In German-speaking countries garden ponds are perhaps more convivial places than in other corners of Europe. After all, in local parlance ducks and frogs both say quaken thus can converse freely without a language barrier.

In one Austrian village, however, the party may have got out of hand. The owner of a pond containing 50 frogs lost a two-year court battle with his neighbour over sleepless nights caused by their incessant croaking, especially during mating season.

During the court case, a sound expert commissioned to measure the decibels emitted by the frogs found them to be louder than passing freight trains.

Complaints about animal noises in rural areas are usually rejected because they are regarded as sounds of the natural environment that must be tolerated, but this case was an exception.

The court found in favour of the plaintiff and ordered the owner, Wolfgang Knoll from the village of Pasching in Upper Austria, southwest of Linz, must build a sound barrier or fence off the pond to keep the frogs out and pay legal costs of to up to €30,000.

This has put Knoll in a quandary. “Of course a sound protection wall would help. As our neighbour lives on the first floor we would be talking about a fence four to five metres high. There’s a question whether one could even get planning approval for that,” he told the Austrian broadcaster Life Radio.

He is also unable to remove the frogs. “All amphibians such as frogs are protected since 2003, so you can’t remove them or the spawn,” Knoll said. He plans to appeal against the ruling.

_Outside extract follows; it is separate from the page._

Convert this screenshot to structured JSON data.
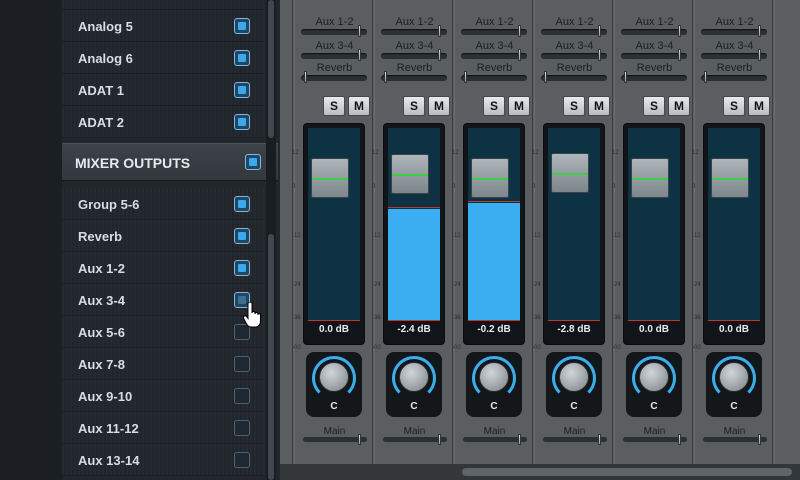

Two common frogs in a breeding pond.

Ponds can provide valuable habitats for wildlife, including frogs

ALAMY

Franz Haunschmidt, the lawyer for the plaintiff, said the sound expert believed the noise would be tolerable if the frog population was halved.

Conservationists are concerned that the ruling could set a precedent that is detrimental to wildlife.

Julia Kropfberger from the Upper Austrian Nature Conservation Association said garden ponds had become important substitute habitats for amphibians displaced by urbanisation. She said the association would provide financial support to people affected by such rulings.

In neighbouring Germany, disputes regularly arise over noisy frogs. The Nature and Biodiversity Conservation Union (NABU) has been documenting such cases since 1910.

It said frog noises in a neighbour’s garden must generally be tolerated. The guideline for a tolerable volume is 35 decibels. If croaking exceeded this value by 20 decibels, authorities could issue an exemption and permit the relocation of the animals. About 55 decibels is comparable to the volume of normal conversation.

People who have created a natural garden with a pond make a valuable contribution to protecting native wildlife and biodiversity, according to NABU.

“If frogs even settle in the pond, this is a particular success, but it can also lead to disputes with neighbours. Many people are so disconnected from nature that they perceive a chorus of frogs or birdsong as ‘noise,’ while they accept construction noise, traffic noise, aircraft noise, or loud music without complaint,” it said on its website.

The Federal Court of Justice, Germany’s highest civil and criminal court, ruled that frog sounds do not cause a liability for compensation in disputes, thereby strengthening the rights of frogs.

France passed a law to protect the sensory heritage of rural life after Maurice, a French cockerel won a court case over his supposedly loud crowing in 2019 and became a symbol of campaigns to protect the sounds and smells of the French countryside from the complaints of incoming urbanites.